Question

A voltaic cell consisting of Fe²⁺(aq)| Fe(s) and Bi³⁺(aq)| Bi(s) electrodes is constructed. When the circuit is closed, mass of Fe electrode decreases and that of Bi electrode increases.

1. Write cell formula .
2. Which electrode is cathode and which electrode is anode?
3. Write electrode reactions and overall cell reaction.

Answer 1

1. Since the mass of Fe electrode decreases, it undergoes oxidation and it is an anode or an oxidation electrode while as the mass of Bi electrode increases, there is a reduction of Bi³⁺ to Bi and it is cathode or a reduction electrode.

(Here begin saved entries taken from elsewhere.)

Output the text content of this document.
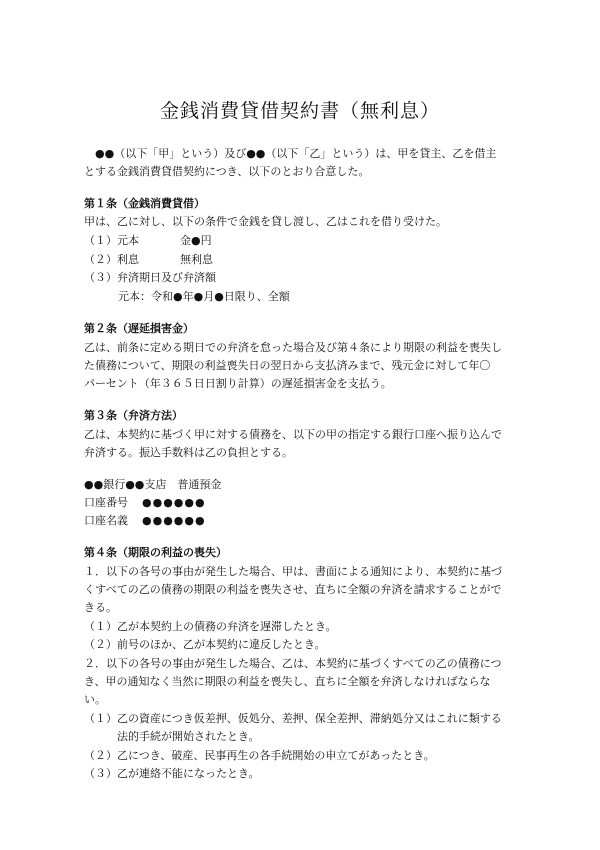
金銭消費貸借契約書（無利息）
　●●（以下「甲」という）及び●●（以下「乙」という）は、甲を貸主、乙を借主
とする金銭消費貸借契約につき、以下のとおり合意した。
第１条（金銭消費貸借）
甲は、乙に対し、以下の条件で金銭を貸し渡し、乙はこれを借り受けた。
（１）元本	金●円
（２）利息	無利息
（３）弁済期日及び弁済額
元本：令和●年●月●日限り、全額
第２条（遅延損害金）
乙は、前条に定める期日での弁済を怠った場合及び第４条により期限の利益を喪失し
た債務について、期限の利益喪失日の翌日から支払済みまで、残元金に対して年〇
パーセント（年３６５日日割り計算）の遅延損害金を支払う。
第３条（弁済方法）
乙は、本契約に基づく甲に対する債務を、以下の甲の指定する銀行口座へ振り込んで
弁済する。振込手数料は乙の負担とする。
●●銀行●●支店　普通預金
口座番号 ●●●●●●
口座名義 ●●●●●●
第４条（期限の利益の喪失）
１．以下の各号の事由が発生した場合、甲は、書面による通知により、本契約に基づ
くすべての乙の債務の期限の利益を喪失させ、直ちに全額の弁済を請求することがで
きる。
（１）乙が本契約上の債務の弁済を遅滞したとき。
（２）前号のほか、乙が本契約に違反したとき。
２．以下の各号の事由が発生した場合、乙は、本契約に基づくすべての乙の債務につ
き、甲の通知なく当然に期限の利益を喪失し、直ちに全額を弁済しなければならな
い。
（１）乙の資産につき仮差押、仮処分、差押、保全差押、滞納処分又はこれに類する
法的手続が開始されたとき。
（２）乙につき、破産、民事再生の各手続開始の申立てがあったとき。
（３）乙が連絡不能になったとき。
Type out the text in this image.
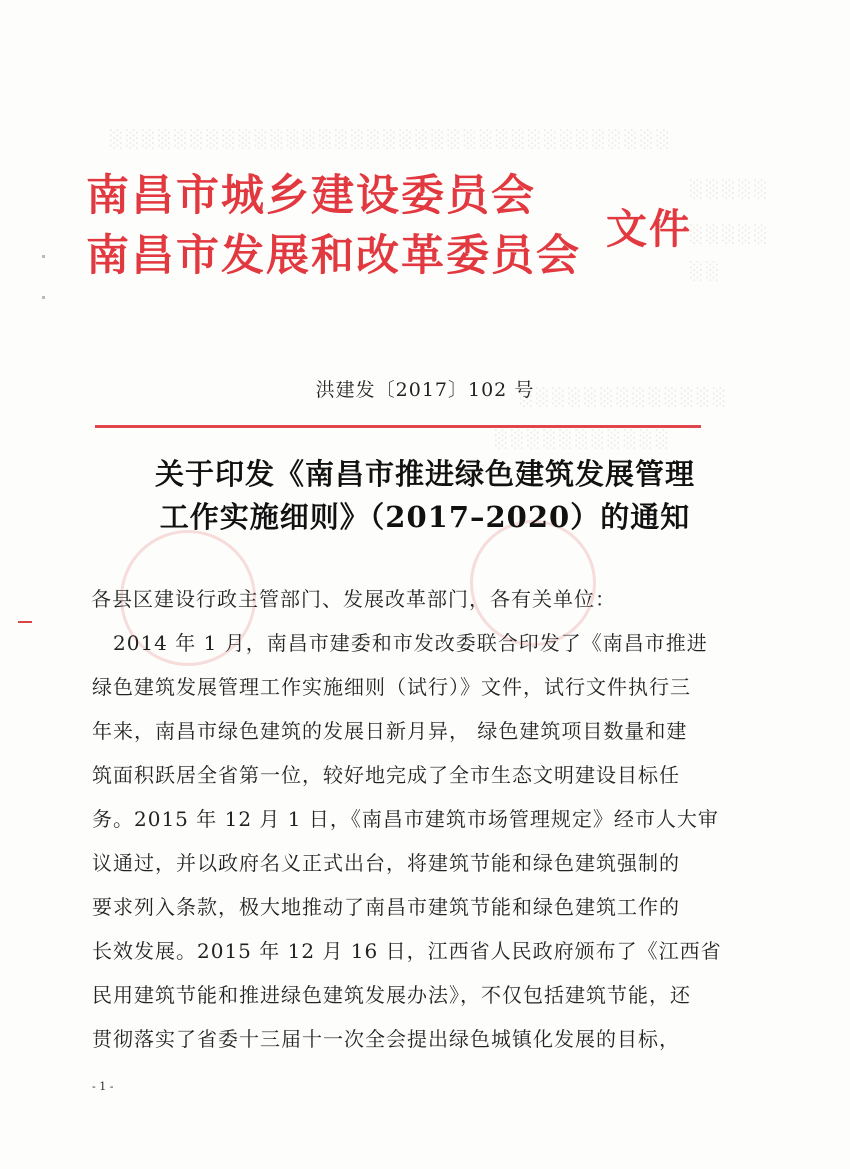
░░░░░░░░░░░░░░░░░░░░░░░░░░░░░░░░░░░
░░░░░
░░░░░
░░
░░░░░░░░░░░░░
░░░░░░░░░░░
南昌市城乡建设委员会
南昌市发展和改革委员会
文件
洪建发〔2017〕102 号
关于印发《南昌市推进绿色建筑发展管理
工作实施细则》（2017–2020）的通知
各县区建设行政主管部门、发展改革部门，各有关单位：
　2014 年 1 月，南昌市建委和市发改委联合印发了《南昌市推进
绿色建筑发展管理工作实施细则（试行）》文件，试行文件执行三
年来，南昌市绿色建筑的发展日新月异， 绿色建筑项目数量和建
筑面积跃居全省第一位，较好地完成了全市生态文明建设目标任
务。2015 年 12 月 1 日，《南昌市建筑市场管理规定》经市人大审
议通过，并以政府名义正式出台，将建筑节能和绿色建筑强制的
要求列入条款，极大地推动了南昌市建筑节能和绿色建筑工作的
长效发展。2015 年 12 月 16 日，江西省人民政府颁布了《江西省
民用建筑节能和推进绿色建筑发展办法》，不仅包括建筑节能，还
贯彻落实了省委十三届十一次全会提出绿色城镇化发展的目标，
- 1 -
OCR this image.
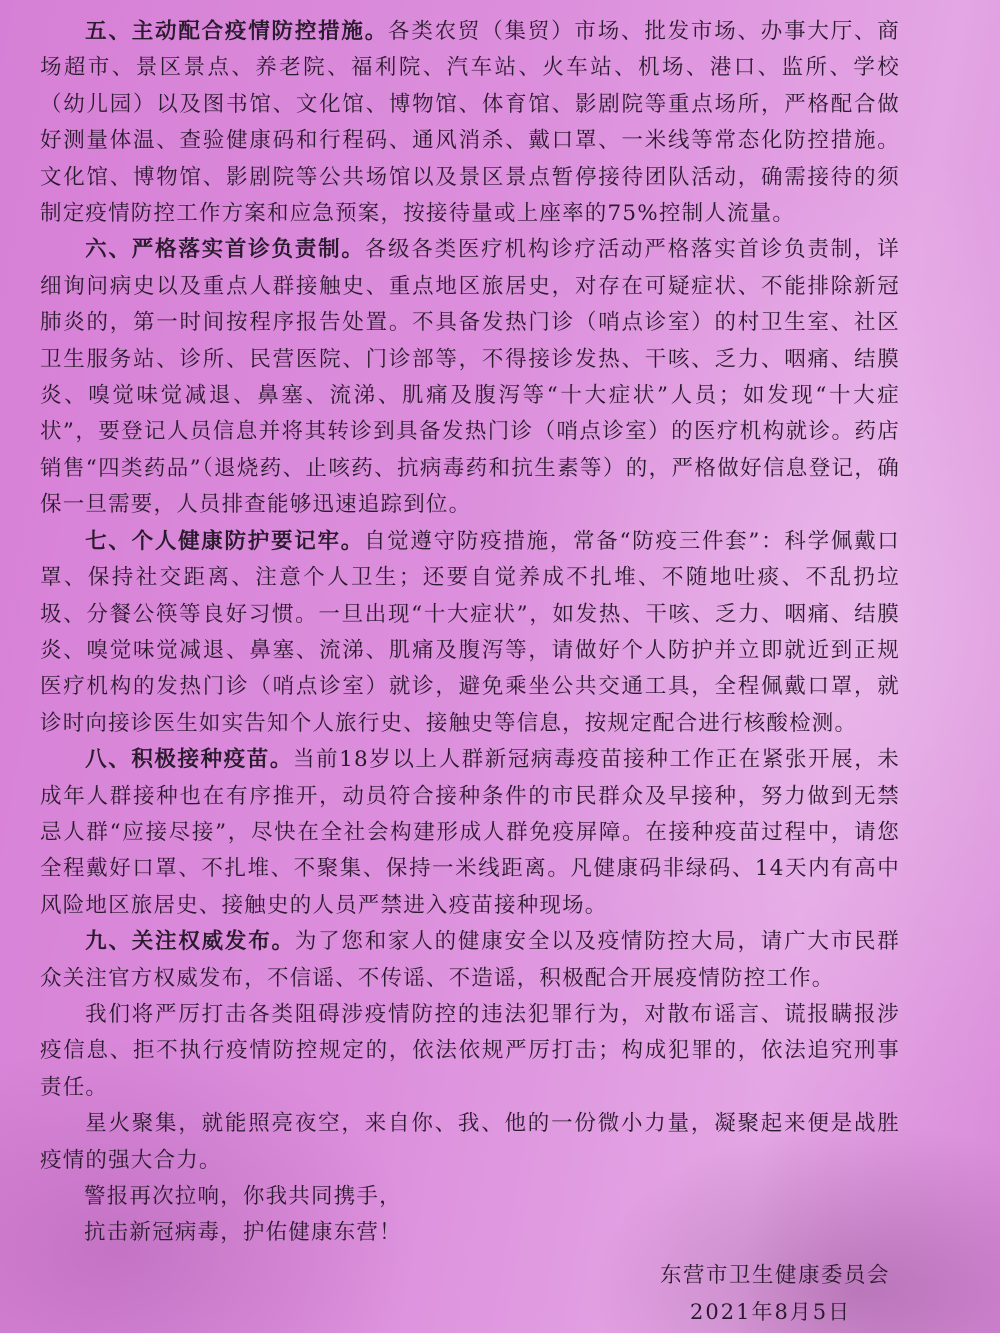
五、主动配合疫情防控措施。各类农贸（集贸）市场、批发市场、办事大厅、商场超市、景区景点、养老院、福利院、汽车站、火车站、机场、港口、监所、学校（幼儿园）以及图书馆、文化馆、博物馆、体育馆、影剧院等重点场所，严格配合做好测量体温、查验健康码和行程码、通风消杀、戴口罩、一米线等常态化防控措施。文化馆、博物馆、影剧院等公共场馆以及景区景点暂停接待团队活动，确需接待的须制定疫情防控工作方案和应急预案，按接待量或上座率的75%控制人流量。

六、严格落实首诊负责制。各级各类医疗机构诊疗活动严格落实首诊负责制，详细询问病史以及重点人群接触史、重点地区旅居史，对存在可疑症状、不能排除新冠肺炎的，第一时间按程序报告处置。不具备发热门诊（哨点诊室）的村卫生室、社区卫生服务站、诊所、民营医院、门诊部等，不得接诊发热、干咳、乏力、咽痛、结膜炎、嗅觉味觉减退、鼻塞、流涕、肌痛及腹泻等“十大症状”人员；如发现“十大症状”，要登记人员信息并将其转诊到具备发热门诊（哨点诊室）的医疗机构就诊。药店销售“四类药品”（退烧药、止咳药、抗病毒药和抗生素等）的，严格做好信息登记，确保一旦需要，人员排查能够迅速追踪到位。

七、个人健康防护要记牢。自觉遵守防疫措施，常备“防疫三件套”：科学佩戴口罩、保持社交距离、注意个人卫生；还要自觉养成不扎堆、不随地吐痰、不乱扔垃圾、分餐公筷等良好习惯。一旦出现“十大症状”，如发热、干咳、乏力、咽痛、结膜炎、嗅觉味觉减退、鼻塞、流涕、肌痛及腹泻等，请做好个人防护并立即就近到正规医疗机构的发热门诊（哨点诊室）就诊，避免乘坐公共交通工具，全程佩戴口罩，就诊时向接诊医生如实告知个人旅行史、接触史等信息，按规定配合进行核酸检测。

八、积极接种疫苗。当前18岁以上人群新冠病毒疫苗接种工作正在紧张开展，未成年人群接种也在有序推开，动员符合接种条件的市民群众及早接种，努力做到无禁忌人群“应接尽接”，尽快在全社会构建形成人群免疫屏障。在接种疫苗过程中，请您全程戴好口罩、不扎堆、不聚集、保持一米线距离。凡健康码非绿码、14天内有高中风险地区旅居史、接触史的人员严禁进入疫苗接种现场。

九、关注权威发布。为了您和家人的健康安全以及疫情防控大局，请广大市民群众关注官方权威发布，不信谣、不传谣、不造谣，积极配合开展疫情防控工作。

我们将严厉打击各类阻碍涉疫情防控的违法犯罪行为，对散布谣言、谎报瞒报涉疫信息、拒不执行疫情防控规定的，依法依规严厉打击；构成犯罪的，依法追究刑事责任。

星火聚集，就能照亮夜空，来自你、我、他的一份微小力量，凝聚起来便是战胜疫情的强大合力。

警报再次拉响，你我共同携手，

抗击新冠病毒，护佑健康东营！

东营市卫生健康委员会
2021年8月5日
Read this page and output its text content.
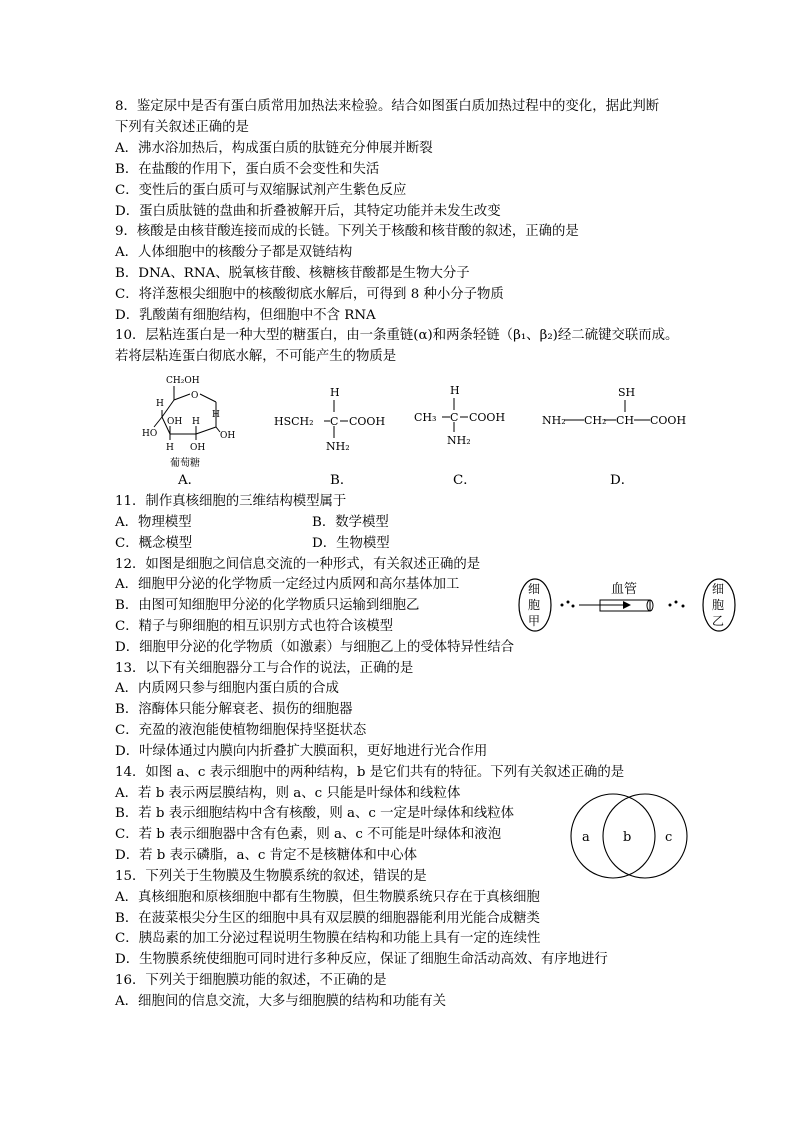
8．鉴定尿中是否有蛋白质常用加热法来检验。结合如图蛋白质加热过程中的变化，据此判断
下列有关叙述正确的是
A．沸水浴加热后，构成蛋白质的肽链充分伸展并断裂
B．在盐酸的作用下，蛋白质不会变性和失活
C．变性后的蛋白质可与双缩脲试剂产生紫色反应
D．蛋白质肽链的盘曲和折叠被解开后，其特定功能并未发生改变
9．核酸是由核苷酸连接而成的长链。下列关于核酸和核苷酸的叙述，正确的是
A．人体细胞中的核酸分子都是双链结构
B．DNA、RNA、脱氧核苷酸、核糖核苷酸都是生物大分子
C．将洋葱根尖细胞中的核酸彻底水解后，可得到 8 种小分子物质
D．乳酸菌有细胞结构，但细胞中不含 RNA
10．层粘连蛋白是一种大型的糖蛋白，由一条重链(α)和两条轻链（β₁、β₂)经二硫键交联而成。
若将层粘连蛋白彻底水解，不可能产生的物质是
CH₂OH
H
O
H
OH H
HO	OH
H OH
葡萄糖
H
HSCH₂ C COOH
NH₂
H
CH₃ C COOH
NH₂
SH
NH₂ CH₂ CH COOH
A．	B．	C．	D．
11．制作真核细胞的三维结构模型属于
A．物理模型	B．数学模型
C．概念模型	D．生物模型
12．如图是细胞之间信息交流的一种形式，有关叙述正确的是
A．细胞甲分泌的化学物质一定经过内质网和高尔基体加工
B．由图可知细胞甲分泌的化学物质只运输到细胞乙
C．精子与卵细胞的相互识别方式也符合该模型
D．细胞甲分泌的化学物质（如激素）与细胞乙上的受体特异性结合
细
胞
甲
血管	细
胞
乙
13．以下有关细胞器分工与合作的说法，正确的是
A．内质网只参与细胞内蛋白质的合成
B．溶酶体只能分解衰老、损伤的细胞器
C．充盈的液泡能使植物细胞保持坚挺状态
D．叶绿体通过内膜向内折叠扩大膜面积，更好地进行光合作用
14．如图 a、c 表示细胞中的两种结构，b 是它们共有的特征。下列有关叙述正确的是
A．若 b 表示两层膜结构，则 a、c 只能是叶绿体和线粒体
B．若 b 表示细胞结构中含有核酸，则 a、c 一定是叶绿体和线粒体
C．若 b 表示细胞器中含有色素，则 a、c 不可能是叶绿体和液泡
D．若 b 表示磷脂，a、c 肯定不是核糖体和中心体
a	b	c
15．下列关于生物膜及生物膜系统的叙述，错误的是
A．真核细胞和原核细胞中都有生物膜，但生物膜系统只存在于真核细胞
B．在菠菜根尖分生区的细胞中具有双层膜的细胞器能利用光能合成糖类
C．胰岛素的加工分泌过程说明生物膜在结构和功能上具有一定的连续性
D．生物膜系统使细胞可同时进行多种反应，保证了细胞生命活动高效、有序地进行
16．下列关于细胞膜功能的叙述，不正确的是
A．细胞间的信息交流，大多与细胞膜的结构和功能有关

Hence the cell formula is,
   \[\ce{Fe(s) | \underset{(1 M)}{Fe^2+}(aq) | \underset{(1 M)}{Bi^3+}(aq) | Bi}\]
2. The left hand electrode is an anode and right hand electrode is a cathode.
3. Reactions:
   LHE (Fe(s) → Fe²⁺(aq) + 2e⁻) × 3     ....(Oxidation half reaction)
   RHE (Bi³⁺(aq) + 3e⁻ → Bi(s)) × 2      ....(Reduction half reaction)
   Overall reaction:
   3Fe(s) + 2Bi³⁺(aq) → 3Fe²⁺ +2Bi(s)